The primary purpose of this pilot study was to determine whether novel physiomarkers for eICP events can be detected using machine learning methods in the physiologic data streams from continuous bedside monitors of children with severe brain injury. Secondarily, we benchmarked the predictive performance of the modeling approaches we used.
Though we expected features derived from the heart rate signal to have high differential expression because of the often-observed sympathetic surges which precede herniation events, we did not find this to be the case (Fig. 5). One reason may be because our analysis employed numerical HR series at minute-to-minute resolution and statistical feature surrogates of heart rate variability, whereas traditional heart rate variability analyses rely upon R-R interval determinations from EKG waveforms and reflect changes in autonomic state [20]. Additionally, the inherent artifact burden in the HR signal – which we did not filter – may have reduced the contributions of this signal.
We found, instead, that features contained within the blood pressure signal were consistently the most differentially expressed. This suggests that (a) physiomarkers for eICP events are concentrated within the blood pressure signal, and (b) they are accessible to machine learning analyses. The finding is consistent with the clinical observation that hemodynamic changes occur prior to eICP events, although the typical clinically observable changes in vital signs are usually coarse and very proximate to events. The strong contribution of blood pressure features to our XGB predictive model not only endured across every time window we tested, but they progressively overshadowed ICP-derived feature importance earlier in the 4-hour records (Fig. 5). This was true in the context of a relatively sustained model performance across this time period (see AUPRC values). Though predictions 30 minutes prior to eICP events would enable most early interventions, the possibility of obtaining such insight hours prior to events is provocative. The notable implications of these results are that such physiomarkers could be used to predict elevated ICP in the presence of monitoring, and they may also have the potential to discriminate which children would benefit from placement of an ICP monitor.
We do not believe this result can be causatively explained by clinical differences among cases and controls. Children of different ages can have significantly disparate hemodynamic parameters, but the ages of case and control records were not different. Although 20% more control records were derived from patients who were not on either vasoactive or anti-hypertensive infusions, the mean VIS between cases and controls was similar. That said, we cannot predict how vasoactive/inotropic agents, antihypertensives, or hemodynamic-influencing sedatives impact these physiomarkers. Also, despite more control records coming from patients with craniectomies, this surgery would only serve to reduce the chances of having eICP events and not, in itself, impact hemodynamics.

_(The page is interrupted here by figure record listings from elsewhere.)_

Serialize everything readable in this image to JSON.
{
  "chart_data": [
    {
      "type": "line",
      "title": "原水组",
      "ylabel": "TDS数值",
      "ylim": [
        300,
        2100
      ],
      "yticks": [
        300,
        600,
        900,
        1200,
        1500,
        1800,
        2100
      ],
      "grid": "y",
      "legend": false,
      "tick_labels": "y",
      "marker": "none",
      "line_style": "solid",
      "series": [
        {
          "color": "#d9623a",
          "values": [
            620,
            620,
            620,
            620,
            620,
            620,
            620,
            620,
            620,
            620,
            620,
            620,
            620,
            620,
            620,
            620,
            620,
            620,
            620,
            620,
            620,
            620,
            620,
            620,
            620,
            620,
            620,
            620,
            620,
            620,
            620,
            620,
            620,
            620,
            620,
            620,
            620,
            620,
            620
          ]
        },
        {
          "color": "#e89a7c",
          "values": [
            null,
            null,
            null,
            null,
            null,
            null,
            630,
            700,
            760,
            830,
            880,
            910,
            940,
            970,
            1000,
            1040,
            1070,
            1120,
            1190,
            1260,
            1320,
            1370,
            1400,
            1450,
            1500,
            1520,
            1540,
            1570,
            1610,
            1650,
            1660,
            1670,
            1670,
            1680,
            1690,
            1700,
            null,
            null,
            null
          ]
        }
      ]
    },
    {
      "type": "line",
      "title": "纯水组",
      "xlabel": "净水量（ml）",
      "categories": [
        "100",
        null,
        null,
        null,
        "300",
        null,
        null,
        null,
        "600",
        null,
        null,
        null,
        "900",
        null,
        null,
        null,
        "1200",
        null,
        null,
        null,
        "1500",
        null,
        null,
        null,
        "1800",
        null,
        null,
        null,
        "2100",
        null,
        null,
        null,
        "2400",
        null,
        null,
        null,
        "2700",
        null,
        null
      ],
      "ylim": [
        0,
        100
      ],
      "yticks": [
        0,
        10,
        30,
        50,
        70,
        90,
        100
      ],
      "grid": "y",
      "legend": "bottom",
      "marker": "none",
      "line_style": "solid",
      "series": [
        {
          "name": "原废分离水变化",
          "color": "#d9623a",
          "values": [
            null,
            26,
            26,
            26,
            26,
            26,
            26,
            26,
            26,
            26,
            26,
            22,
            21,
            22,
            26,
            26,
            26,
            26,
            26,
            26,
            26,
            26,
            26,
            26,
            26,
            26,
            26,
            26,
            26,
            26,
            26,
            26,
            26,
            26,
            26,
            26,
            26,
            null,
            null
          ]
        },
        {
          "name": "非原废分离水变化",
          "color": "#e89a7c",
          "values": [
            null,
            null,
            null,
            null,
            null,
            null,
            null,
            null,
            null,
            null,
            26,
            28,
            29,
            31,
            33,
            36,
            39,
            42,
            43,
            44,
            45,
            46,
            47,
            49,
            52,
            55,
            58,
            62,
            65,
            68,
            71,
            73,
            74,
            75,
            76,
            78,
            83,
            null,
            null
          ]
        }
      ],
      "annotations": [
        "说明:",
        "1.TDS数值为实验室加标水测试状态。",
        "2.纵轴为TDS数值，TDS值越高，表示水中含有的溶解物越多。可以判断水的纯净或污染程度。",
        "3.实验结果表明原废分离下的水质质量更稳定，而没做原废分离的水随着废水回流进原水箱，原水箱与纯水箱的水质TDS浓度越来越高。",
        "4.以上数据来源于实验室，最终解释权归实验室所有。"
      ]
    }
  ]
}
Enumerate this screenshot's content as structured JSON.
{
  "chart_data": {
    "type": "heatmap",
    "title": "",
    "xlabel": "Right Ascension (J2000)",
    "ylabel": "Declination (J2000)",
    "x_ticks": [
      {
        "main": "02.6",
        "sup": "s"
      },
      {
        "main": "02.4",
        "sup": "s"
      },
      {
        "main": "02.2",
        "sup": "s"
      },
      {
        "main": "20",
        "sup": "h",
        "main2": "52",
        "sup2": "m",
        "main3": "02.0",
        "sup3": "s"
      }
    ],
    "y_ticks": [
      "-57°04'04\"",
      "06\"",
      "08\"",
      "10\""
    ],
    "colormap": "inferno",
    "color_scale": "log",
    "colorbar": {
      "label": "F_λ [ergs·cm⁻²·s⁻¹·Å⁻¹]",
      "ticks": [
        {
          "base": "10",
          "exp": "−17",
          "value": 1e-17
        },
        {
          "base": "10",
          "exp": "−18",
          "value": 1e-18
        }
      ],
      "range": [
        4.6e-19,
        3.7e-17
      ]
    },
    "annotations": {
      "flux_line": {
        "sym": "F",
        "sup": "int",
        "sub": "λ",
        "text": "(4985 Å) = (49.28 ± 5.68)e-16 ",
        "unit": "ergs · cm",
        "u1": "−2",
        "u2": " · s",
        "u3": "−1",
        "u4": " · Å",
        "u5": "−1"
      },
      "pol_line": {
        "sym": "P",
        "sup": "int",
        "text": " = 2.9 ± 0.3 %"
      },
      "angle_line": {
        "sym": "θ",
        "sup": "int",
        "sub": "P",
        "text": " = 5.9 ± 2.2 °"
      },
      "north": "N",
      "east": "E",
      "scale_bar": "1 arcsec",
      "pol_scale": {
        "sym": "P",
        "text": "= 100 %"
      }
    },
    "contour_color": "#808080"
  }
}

The limited contribution of MAP from among the hemodynamic signals stands in interesting contrast to the findings of Güiza et al., who also reported on a machine learning model to predict eICP events using ICP and MAP as model inputs. Using 178 patients and 982 eICP events for model development, their model predicted eICP events 30 minutes prior to occurrence with an AUROC of 0.87 in an initial study [7] and of 0.90 when externally validated in adults [8]. With a pediatric external validation cohort, these authors found a lower AUROC of 0.79, comparable to our benchmark AUROC of 0.82. This may have been because their development cohort contained only 13 pediatric patients. Sensitivities were similar (92% and 93%), though our model achieved better specificity (48% vs 65%). Güiza et al.’s excellent predictive performance using MAP and ICP alone may be a reflection of their large training cohorts as well as their predominantly adult population which has less vital sign variation than children. It is also possible that different machine learning modeling approaches – and importantly, the features which are examined – may modulate the measured contribution of each physiologic signal. Nevertheless, our findings that differentially expressed physiomarkers are concentrated within the blood pressure signal as well as the ICP signal are consistent with Güiza et al.’s modeling results.
Though our exclusively pediatric cohort of different ages and mixed brain injury pathologies who underwent standard brain injury management may make the results of our small pilot study generalizable, they require externally validation in a larger cohort. There are several limitations. Our sample size was small for machine learning. Though minute-to-minute data resolution may be accessible to more ICUs, it may have also constrained our model performance. Measures of change and variability were limited in our feature selection, and our design did not consider changes in feature values over time across analysis windows. Our records were curated and imbalanced. We did not study the impact of vasoactive agents or sedatives (e.g. propofol, dexmedetomidine) which may have hemodynamic effects, or of management conditions (e.g. craniectomy, type of ICP monitor, etc.), though their use appear similar across cases and controls.
In summary, we find that discriminatory physiomarkers discernable by machine learning methods are concentrated within blood pressure data for up to 4 hours prior to future eICP events in children with severe brain injuries, and models using them demonstrate strong benchmark performance. Taken in aggregate, our findings support the idea that future attempts at high fidelity predictive modeling of eICP events should leverage features contained within hemodynamic signals.